Performance énergétique : la révolution légale de 2026
Votre contact : Yannick DEWALLES
Une métamorphose annoncée pour le diagnostic de performance énergétique
L’année 2026 marquera un tournant décisif pour les règles qui encadrent la performance énergétique dans le secteur immobilier. Les nouvelles dispositions légales vont toucher une large gamme d’acteurs : propriétaires, syndics de copropriété, acquéreurs, locataires et intermédiaires de la transaction immobilière. La refonte attendue du diagnostic de performance énergétique, ou DPE, s’impose ainsi comme le pilier central de cette modernisation.
Le nouveau mode de calcul bouleverse les logements chauffés à l’électricité
Le changement majeur introduit dès le 1er janvier 2026 concerne le calcul du DPE pour les logements disposant d’un chauffage électrique. Désormais, le coefficient de conversion de l’électricité sera réduit de 2,3 à 1,9, alignant le calcul français sur les pratiques européennes. Cette évolution technique se traduit par une amélioration significative de la note DPE pour près de 50 % des habitations utilisant ce mode de chauffage.
- De nombreux logements verront leur classement énergétique réévalué à la hausse, valorisant davantage ces biens sur le marché.
- Environ 850 000 logements pourraient ne plus être considérés comme des passoires énergétiques, allégeant ainsi les contraintes pesant sur certains propriétaires.
- À partir de cette date, tous les nouveaux diagnostics devront appliquer ce coefficient révisé.

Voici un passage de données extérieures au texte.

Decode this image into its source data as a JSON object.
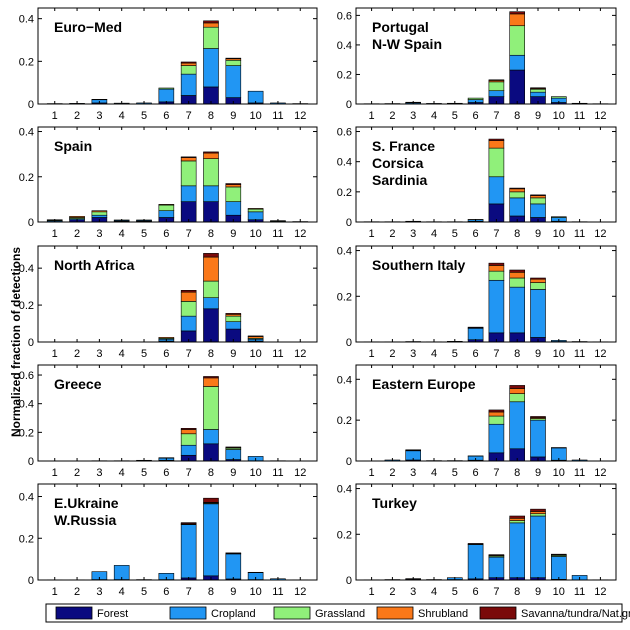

Quant aux DPE réalisés entre juillet 2021 et janvier 2025, ils resteront valides mais nécessiteront une attestation officielle pour intégrer le changement.
Pour accéder à cette attestation, il est possible de la télécharger via l’outil dédié de l’ADEME, garantissant ainsi la conformité des anciennes évaluations aux nouvelles exigences.
- Accédez à l’attestation sur le site suivant : https://observatoire-dpe-audit.ademe.fr/accueil
L’extension du DPE collectif à toutes les copropriétés
Jusqu’alors, seules certaines copropriétés étaient soumises à l’obligation du DPE collectif. À compter de 2026, cette contrainte s’étend à l’ensemble des immeubles, indépendamment du nombre de logements ou de leur structure juridique. Les bâtiments en monopropriété, de leur côté, sont déjà concernés depuis 2024.
- Cette mesure facilite la connaissance énergétique globale d’un immeuble, donnant une vue d’ensemble sur la consommation et les axes d’amélioration potentiels.
- Les syndics et conseils syndicaux devront anticiper la planification des diagnostics afin de répondre aux nouvelles obligations et préparer au mieux d’éventuelles recommandations de travaux.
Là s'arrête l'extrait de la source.